Eram lugares especiais, apaziguadores. Guardavam segredos milenares, felicidade e tristeza. Eram lugares de sabedoria e união. De luz e escuridão. Havia encantamento e paz naquelas paredes. Sentia-se bem lá. Completa. Lúcida. Também não rezava, que não era dada a cartilhas, mas entretinha-se à conversa com Deus. Com ele decidia tudo aquilo que era importante e Dele recebia os mais sensatos conselhos. O seu Deus era como um bom psicólogo. Não lhe dizia nunca o que fazer, apenas a questionava, a punha a pensar naquilo que verdadeiramente desejava, naquilo que a fazia feliz. Fazia com que fosse ela a encontrar resposta para as suas perguntas, solução para os seus problemas, esclarecimento para as suas dúvidas, saídas para os seus becos. Não lhe mostrava caminhos, mas garantia-lhe que conseguia abrir as suas portas, quaisquer que elas fossem. Não era paternalista, o seu Deus. Tuteavam-se com o maior cuidado e afeto, pois assim deve ser em qualquer relação saudável, onde existe amor e respeito mútuos. Tratavam-se por igual. Comunicavam em silêncio. Nesse dia, ela voltava a um tema recorrente e que a deixava feliz, porque eram pequenas e insignificantes coisas as únicas que tinha a atormentá-la. As grandes coisas estavam resolvidas e bem. Eram agora coisas boas e funcionavam em harmonia e amor. Ela voltava com pequenos nadas que a encanitavam, nada mais do que isso. Ela não sabia porque é que o homem que amava repetia ad infinitum tudo aquilo que sabia de antemão que a aborrecia e pelas quais, não raras vezes, já se tinham chateado seriamente. As batidas repetitivas dos pés e das pernas em qualquer superfície, que produziam uma batida minimal que a enlouquecia. Havia uma espécie de falta de respeito por ela e pelas coisas que ele tratava como se durassem para toda a vida. Ele não era um verdadeiro cuidador, cauteloso, meigo. Tinha sempre de voltar a repetir-lhe as coisas vezes infinitas e isso aborrecia-a de morte, como algo deveras pessoal e intencional. Mas não era. Era ele a ser ele e ela a ser ela. A reagirem em função das suas respetivas matrizes.

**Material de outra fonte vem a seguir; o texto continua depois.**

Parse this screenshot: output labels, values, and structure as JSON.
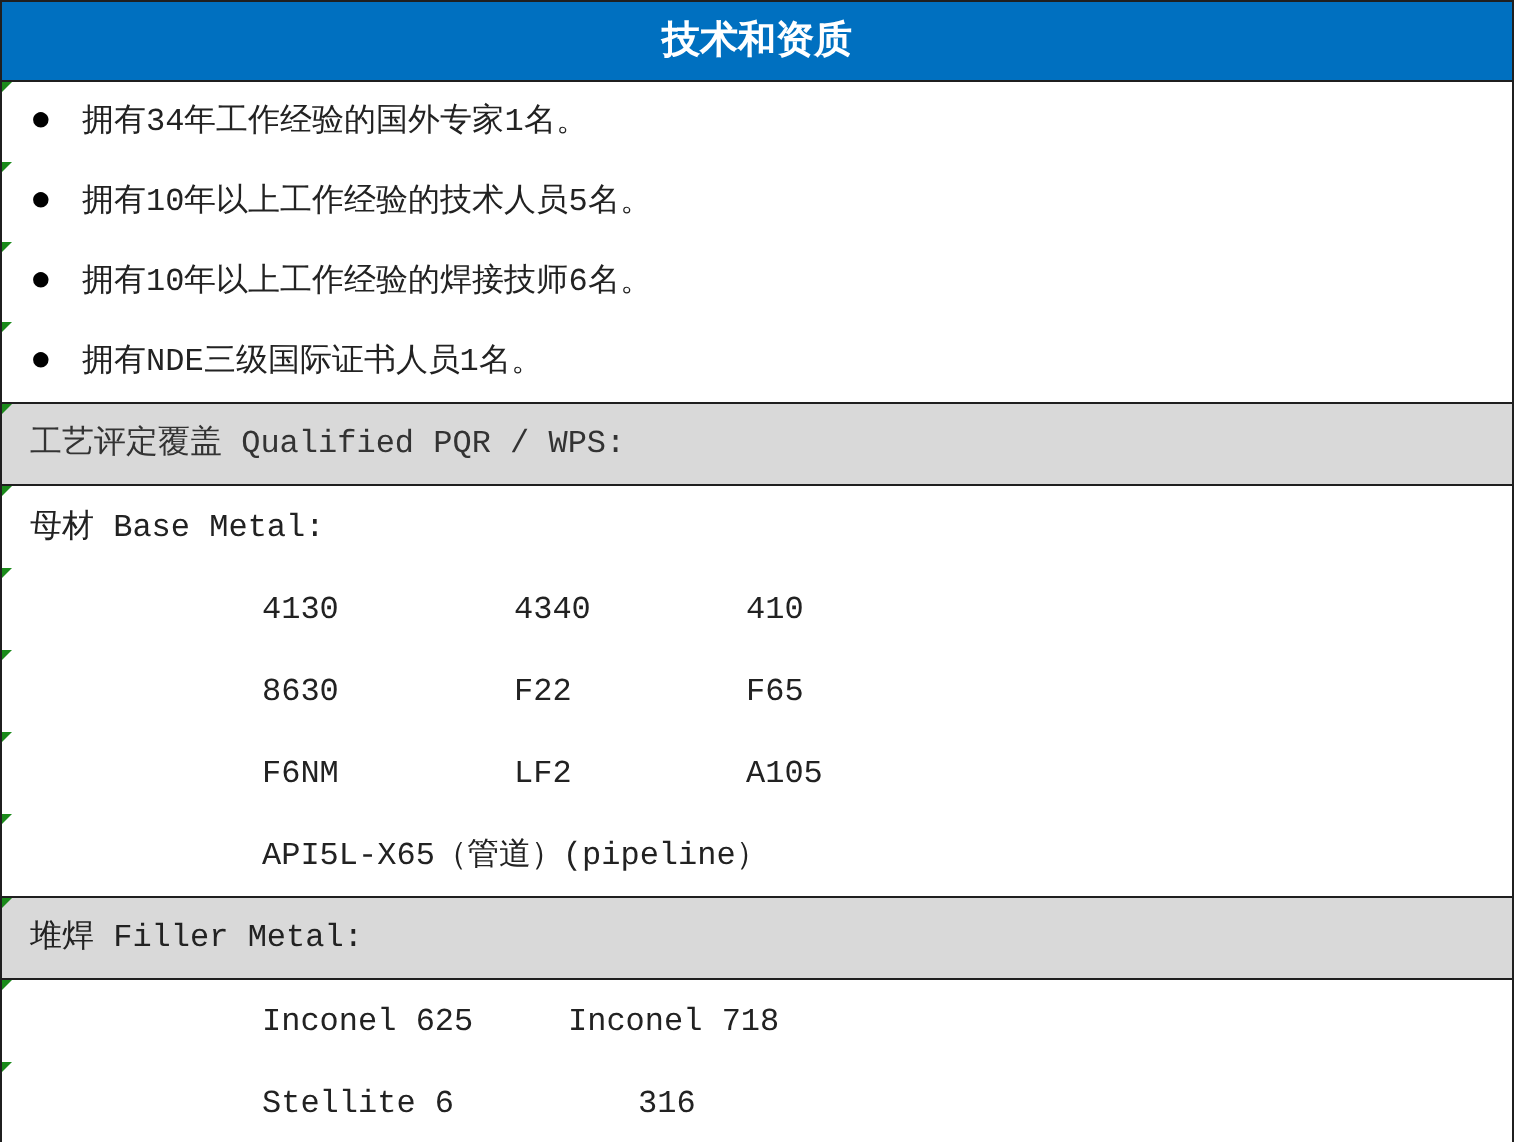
{
  "title": "技术和资质",
  "staff": [
    {
      "bullet": "●",
      "text": "拥有34年工作经验的国外专家1名。"
    },
    {
      "bullet": "●",
      "text": "拥有10年以上工作经验的技术人员5名。"
    },
    {
      "bullet": "●",
      "text": "拥有10年以上工作经验的焊接技师6名。"
    },
    {
      "bullet": "●",
      "text": "拥有NDE三级国际证书人员1名。"
    }
  ],
  "pqr_heading": "工艺评定覆盖 Qualified PQR / WPS:",
  "base_metal": {
    "label": "母材 Base Metal:",
    "rows": [
      [
        "4130",
        "4340",
        "410"
      ],
      [
        "8630",
        "F22",
        "F65"
      ],
      [
        "F6NM",
        "LF2",
        "A105"
      ],
      [
        "API5L-X65（管道）(pipeline）"
      ]
    ]
  },
  "filler_heading": "堆焊 Filler Metal:",
  "filler_metal": {
    "rows": [
      [
        "Inconel 625",
        "Inconel 718"
      ],
      [
        "Stellite 6",
        "316"
      ]
    ]
  }
}
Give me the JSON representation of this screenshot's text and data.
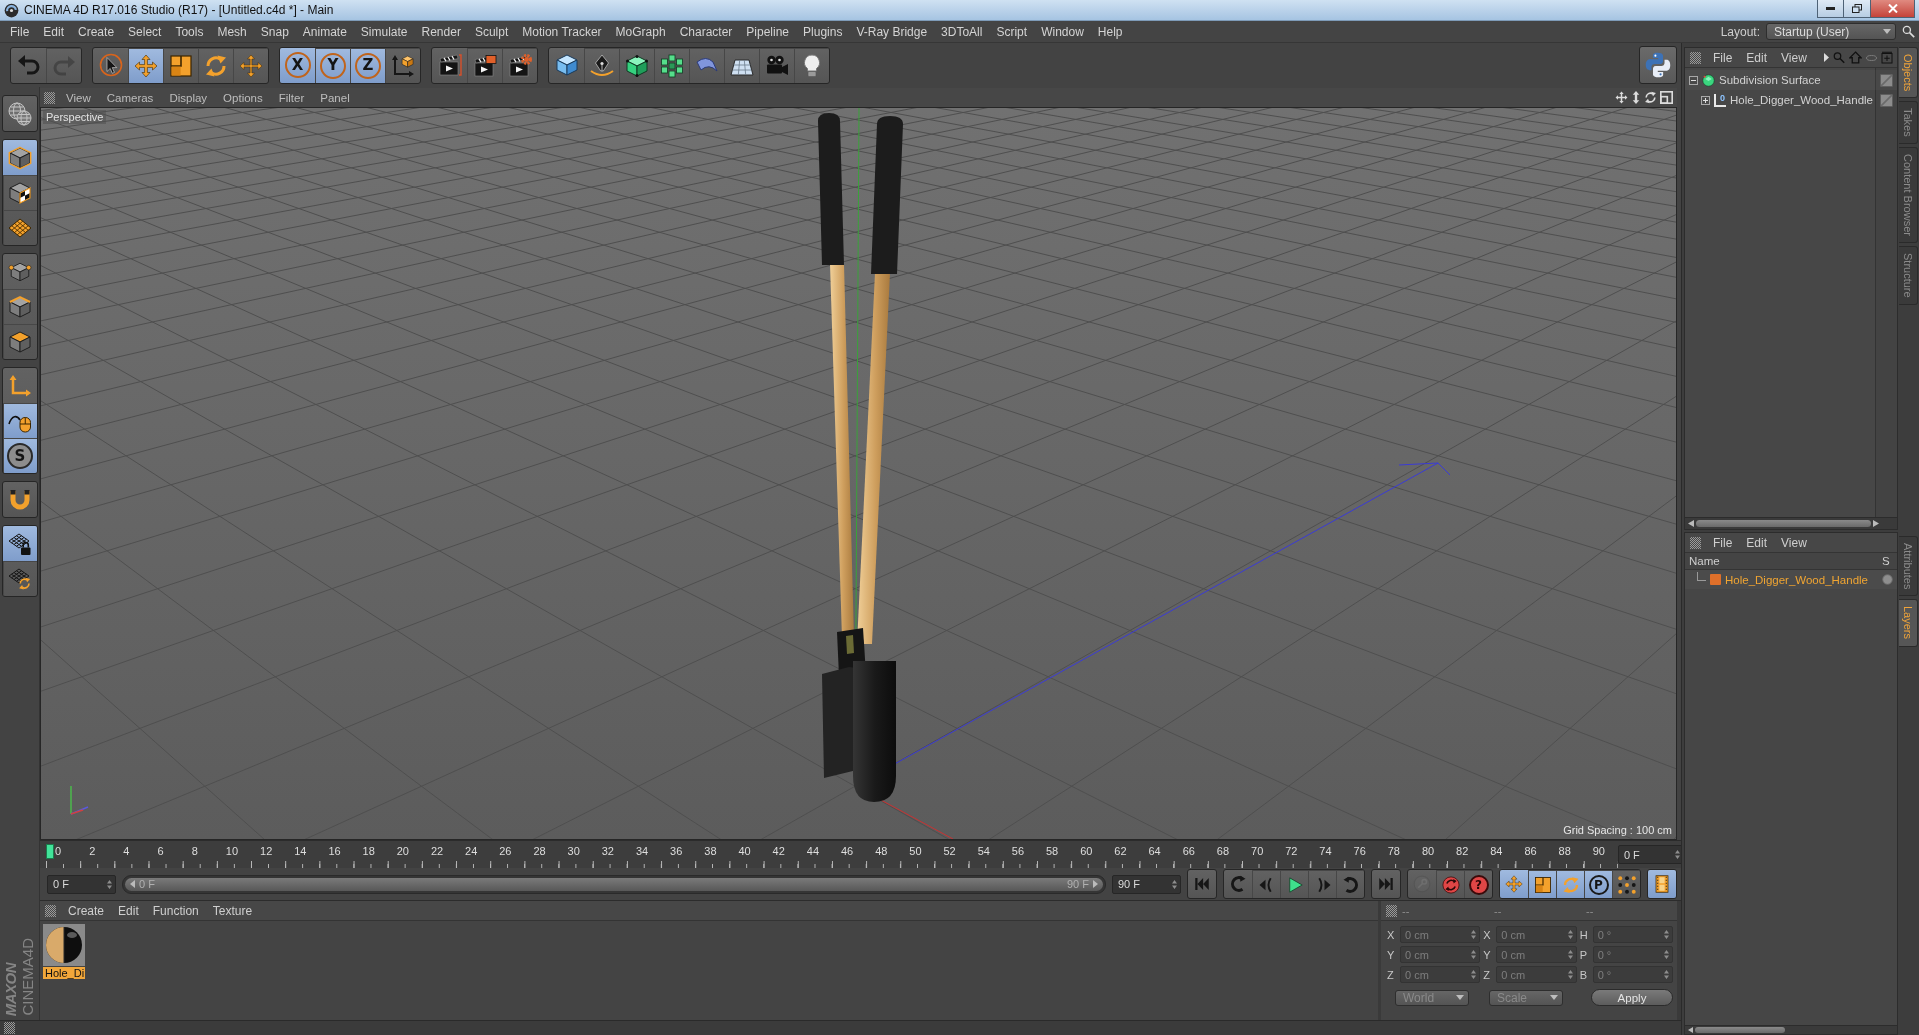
{
  "window": {
    "title": "CINEMA 4D R17.016 Studio (R17) - [Untitled.c4d *] - Main"
  },
  "menu_bar": {
    "items": [
      "File",
      "Edit",
      "Create",
      "Select",
      "Tools",
      "Mesh",
      "Snap",
      "Animate",
      "Simulate",
      "Render",
      "Sculpt",
      "Motion Tracker",
      "MoGraph",
      "Character",
      "Pipeline",
      "Plugins",
      "V-Ray Bridge",
      "3DToAll",
      "Script",
      "Window",
      "Help"
    ],
    "layout_label": "Layout:",
    "layout_value": "Startup (User)"
  },
  "toolbar": {
    "groups": [
      {
        "items": [
          {
            "kind": "undo",
            "active": false,
            "disabled": false
          },
          {
            "kind": "redo",
            "active": false,
            "disabled": true
          }
        ]
      },
      {
        "items": [
          {
            "kind": "select",
            "active": false,
            "disabled": false
          },
          {
            "kind": "move",
            "active": true,
            "disabled": false
          },
          {
            "kind": "scale",
            "active": false,
            "disabled": false
          },
          {
            "kind": "rotate",
            "active": false,
            "disabled": false
          },
          {
            "kind": "recent",
            "active": false,
            "disabled": false
          }
        ]
      },
      {
        "items": [
          {
            "kind": "axis",
            "label": "X",
            "active": true,
            "disabled": false
          },
          {
            "kind": "axis",
            "label": "Y",
            "active": true,
            "disabled": false
          },
          {
            "kind": "axis",
            "label": "Z",
            "active": true,
            "disabled": false
          },
          {
            "kind": "coords",
            "active": false,
            "disabled": false
          }
        ]
      },
      {
        "items": [
          {
            "kind": "renderview",
            "active": false,
            "disabled": false
          },
          {
            "kind": "renderpicture",
            "active": false,
            "disabled": false
          },
          {
            "kind": "rendersettings",
            "active": false,
            "disabled": false
          }
        ]
      },
      {
        "items": [
          {
            "kind": "cube",
            "active": false,
            "disabled": false
          },
          {
            "kind": "pen",
            "active": false,
            "disabled": false
          },
          {
            "kind": "subdivision",
            "active": false,
            "disabled": false
          },
          {
            "kind": "cloner",
            "active": false,
            "disabled": false
          },
          {
            "kind": "deformer",
            "active": false,
            "disabled": false
          },
          {
            "kind": "floor",
            "active": false,
            "disabled": false
          },
          {
            "kind": "camera",
            "active": false,
            "disabled": false
          },
          {
            "kind": "light",
            "active": false,
            "disabled": false
          }
        ]
      }
    ]
  },
  "left_toolbar": {
    "groups": [
      {
        "items": [
          {
            "kind": "editable",
            "active": false,
            "disabled": false
          }
        ]
      },
      {
        "items": [
          {
            "kind": "model",
            "active": true,
            "disabled": false
          },
          {
            "kind": "texture",
            "active": false,
            "disabled": false
          },
          {
            "kind": "workplane",
            "active": false,
            "disabled": false
          }
        ]
      },
      {
        "items": [
          {
            "kind": "points",
            "active": false,
            "disabled": false
          },
          {
            "kind": "edges",
            "active": false,
            "disabled": false
          },
          {
            "kind": "polygons",
            "active": false,
            "disabled": false
          }
        ]
      },
      {
        "items": [
          {
            "kind": "axismode",
            "active": false,
            "disabled": false
          },
          {
            "kind": "tweak",
            "active": true,
            "disabled": false
          },
          {
            "kind": "solo",
            "label": "S",
            "active": true,
            "disabled": false
          }
        ]
      },
      {
        "items": [
          {
            "kind": "snap",
            "active": false,
            "disabled": false
          }
        ]
      },
      {
        "items": [
          {
            "kind": "lock",
            "active": true,
            "disabled": false
          },
          {
            "kind": "align",
            "active": false,
            "disabled": false
          }
        ]
      }
    ]
  },
  "viewport": {
    "menu": [
      "View",
      "Cameras",
      "Display",
      "Options",
      "Filter",
      "Panel"
    ],
    "camera": "Perspective",
    "grid_spacing": "Grid Spacing : 100 cm"
  },
  "timeline": {
    "ticks": [
      "0",
      "2",
      "4",
      "6",
      "8",
      "10",
      "12",
      "14",
      "16",
      "18",
      "20",
      "22",
      "24",
      "26",
      "28",
      "30",
      "32",
      "34",
      "36",
      "38",
      "40",
      "42",
      "44",
      "46",
      "48",
      "50",
      "52",
      "54",
      "56",
      "58",
      "60",
      "62",
      "64",
      "66",
      "68",
      "70",
      "72",
      "74",
      "76",
      "78",
      "80",
      "82",
      "84",
      "86",
      "88",
      "90"
    ],
    "playhead": {
      "level": 0
    },
    "current_frame": "0 F"
  },
  "range": {
    "start": "0 F",
    "slider_start": "0 F",
    "slider_end": "90 F",
    "level": 1,
    "end": "90 F"
  },
  "playback": {
    "groups": [
      {
        "items": [
          {
            "kind": "first",
            "active": false,
            "disabled": false
          }
        ]
      },
      {
        "items": [
          {
            "kind": "prevkey",
            "active": false,
            "disabled": false
          },
          {
            "kind": "prevframe",
            "active": false,
            "disabled": false
          },
          {
            "kind": "play",
            "active": false,
            "disabled": false
          },
          {
            "kind": "nextframe",
            "active": false,
            "disabled": false
          },
          {
            "kind": "nextkey",
            "active": false,
            "disabled": false
          }
        ]
      },
      {
        "items": [
          {
            "kind": "last",
            "active": false,
            "disabled": false
          }
        ]
      },
      {
        "items": [
          {
            "kind": "record",
            "active": false,
            "disabled": true
          },
          {
            "kind": "autokey",
            "active": false,
            "disabled": false
          },
          {
            "kind": "keysel",
            "label": "?",
            "active": false,
            "disabled": false
          }
        ]
      },
      {
        "items": [
          {
            "kind": "movekey",
            "active": true,
            "disabled": false
          },
          {
            "kind": "scalekey",
            "active": true,
            "disabled": false
          },
          {
            "kind": "rotatekey",
            "active": true,
            "disabled": false
          },
          {
            "kind": "parameter",
            "label": "P",
            "active": true,
            "disabled": false
          },
          {
            "kind": "pla",
            "active": false,
            "disabled": false
          }
        ]
      },
      {
        "items": [
          {
            "kind": "timeline",
            "active": true,
            "disabled": false
          }
        ]
      }
    ]
  },
  "material_manager": {
    "menu": [
      "Create",
      "Edit",
      "Function",
      "Texture"
    ],
    "materials": [
      {
        "name": "Hole_Di",
        "selected": true
      }
    ]
  },
  "coordinates": {
    "headers": [
      "--",
      "--",
      "--"
    ],
    "disabled": true,
    "rows": [
      [
        {
          "axis": "X",
          "value": "0 cm"
        },
        {
          "axis": "X",
          "value": "0 cm"
        },
        {
          "axis": "H",
          "value": "0 °"
        }
      ],
      [
        {
          "axis": "Y",
          "value": "0 cm"
        },
        {
          "axis": "Y",
          "value": "0 cm"
        },
        {
          "axis": "P",
          "value": "0 °"
        }
      ],
      [
        {
          "axis": "Z",
          "value": "0 cm"
        },
        {
          "axis": "Z",
          "value": "0 cm"
        },
        {
          "axis": "B",
          "value": "0 °"
        }
      ]
    ],
    "mode": "World",
    "size_mode": "Scale",
    "apply": "Apply"
  },
  "object_manager": {
    "menu": [
      "File",
      "Edit",
      "View"
    ],
    "objects": [
      {
        "name": "Subdivision Surface",
        "kind": "subdivision",
        "expanded": true,
        "children": [
          {
            "name": "Hole_Digger_Wood_Handle",
            "kind": "null",
            "icon_label": "0",
            "expanded": false
          }
        ]
      }
    ]
  },
  "layer_manager": {
    "menu": [
      "File",
      "Edit",
      "View"
    ],
    "columns": [
      "Name",
      "S"
    ],
    "layers": [
      {
        "name": "Hole_Digger_Wood_Handle",
        "color": "#e0702a"
      }
    ]
  },
  "side_tabs": {
    "upper": [
      {
        "label": "Objects",
        "selected": true
      },
      {
        "label": "Takes",
        "selected": false
      },
      {
        "label": "Content Browser",
        "selected": false
      },
      {
        "label": "Structure",
        "selected": false
      }
    ],
    "lower": [
      {
        "label": "Attributes",
        "selected": false
      },
      {
        "label": "Layers",
        "selected": true
      }
    ]
  },
  "logo": {
    "brand": "MAXON",
    "product": "CINEMA4D"
  }
}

Ele não interferia na sua relação com Deus. Dizia-lhe mesmo que gostaria de ter essa mesma almofada, esse apoio constante, essa mão que não nos larga, mas era-lhe impossível imaginar esse tipo de entidade supramatéria, divina, de existência meramente espiritual e individual. Ainda que uma mesma fé mova milhões de indivíduos, teremos sempre um Deus para cada pessoa, pois cada um entende e aceita a sua ideia de Deus. Ele era demasiado pragmático. Gostava de facilitar a sua vida sem os dramas das questões filosóficas e religiosas. Acreditava em coisas simples e palpáveis. Tudo o que havia para saber e conhecer estava em terra, na física e na química, na ciência, na história, na matemática e na vontade dos homens. Acreditava na vontade férrea dos homens, na sua indómita capacidade para se superarem, no seu desejo ardente de progresso e de avanço no futuro. Acreditava na bola que passa a linha de golo, no vento que empurra as velas do navio, nos beijos de amor que trocavam, no poder da paixão e, até ver, na capacidade de cura dos antibióticos. Também acreditava no poder destrutivo do ódio, na fúria que impõe a revolta, na injustiça que redobra o fôlego da razão. Acreditava, sobretudo, no amor que sentia por ela, principalmente quando a encontrava, sentada em silêncio, numa espécie de invisibilidade, num fim de banco de igreja, a falar com o seu Deus.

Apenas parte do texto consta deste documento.